Events
Absurd Journeys: The Costs of Becoming Legal by Dr Maryann Bylander
Date | : | 28 Feb 2018 |
Time | : | 16:00 - 17:30 |
Venue | : | AS8, Level 4, Seminar Room 04-04 |
Contact Person | : | TAY, Minghua |
CHAIRPERSON
Prof Michele Ruth Gamburd, Portland State University, USA, and Asia Research Institute, National University of Singapore
ABSTRACT
In June 2017 the Thai government introduced a new migration law with harsh penalties for undocumented workers and their employers. Fearing hefty fines, Thai employers began forcing Cambodian, Burmese, and Laotian migrant workers to obtain passports and work visas through a process called “national verification.” While this is not the first attempt to legalize Thailand’s estimated four million migrant workers, it has been arguably been the most far-reaching. By the end of 2017 nearly two million migrants had registered or begun the process.
This paper explores the quasi-legal routes that migrants negotiate to obtain legal documents, using these routes as a broader metaphor for the tensions inherent in legalization efforts. To become legal, migrants already working in Thailand are forced to make absurd journeys—paying legal recruitment agencies to smuggle them across the border with illegal brokers, while incurring impressive costs to “be recruited” into jobs they already had. These costs are generating new, long-term forms of indebtedness to employers, while removing the freedoms migrants previously had (while undocumented) to leave their employers, change jobs, and regularly return home.
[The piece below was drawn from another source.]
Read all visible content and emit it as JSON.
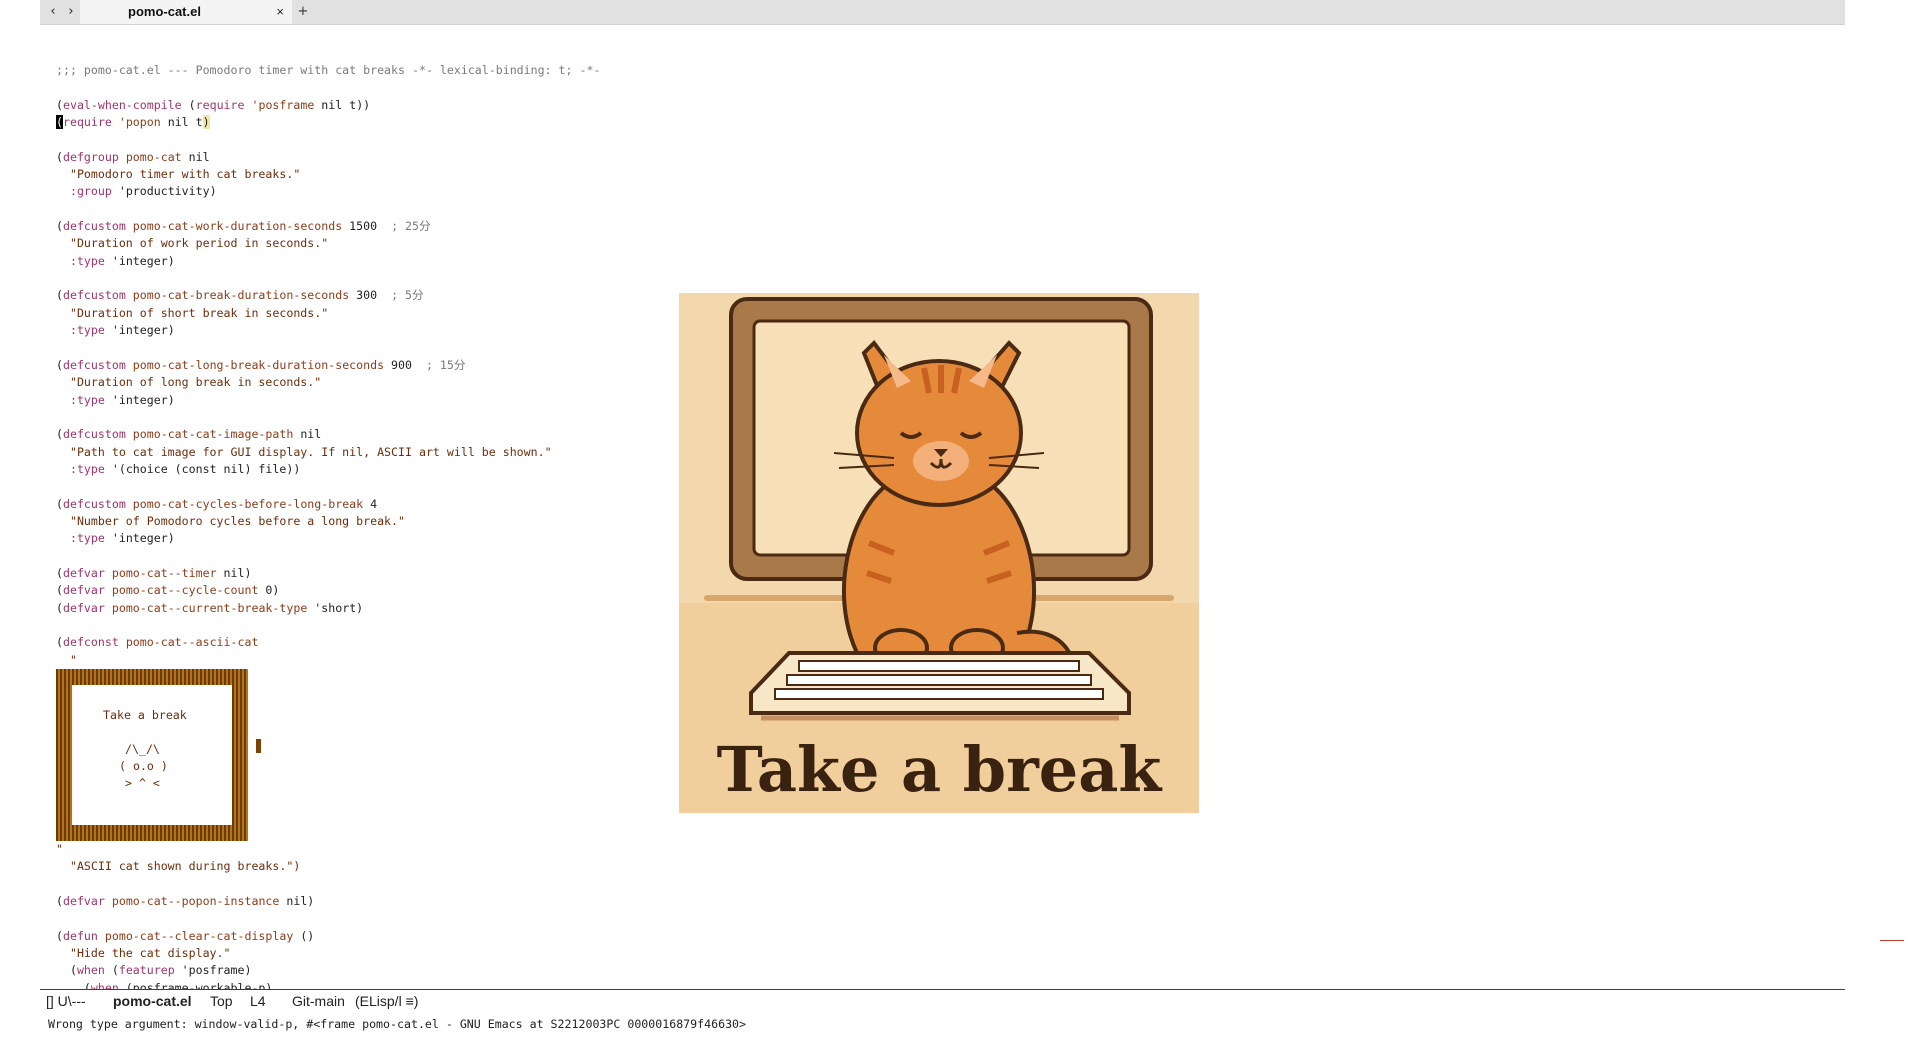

Taken together, my research suggests that the increasing costs and restrictions associated with “becoming legal” in Thailand are likely to diminish the potential for migration to contribute to development, while only marginally reducing the vulnerabilities migrant workers face on a daily basis.
ABOUT THE SPEAKER
Maryann Bylander is an Assistant Professor of Sociology at Lewis & Clark College and a Fulbright ASEAN Research Scholar (2017-2018). Her research focuses on questions of migration and development in the Global South, particularly Southeast Asia. Recent work has been published in International Migration Review, Development and Change, Migration Studies, Population Research and Policy Review, and Oxford Development Studies.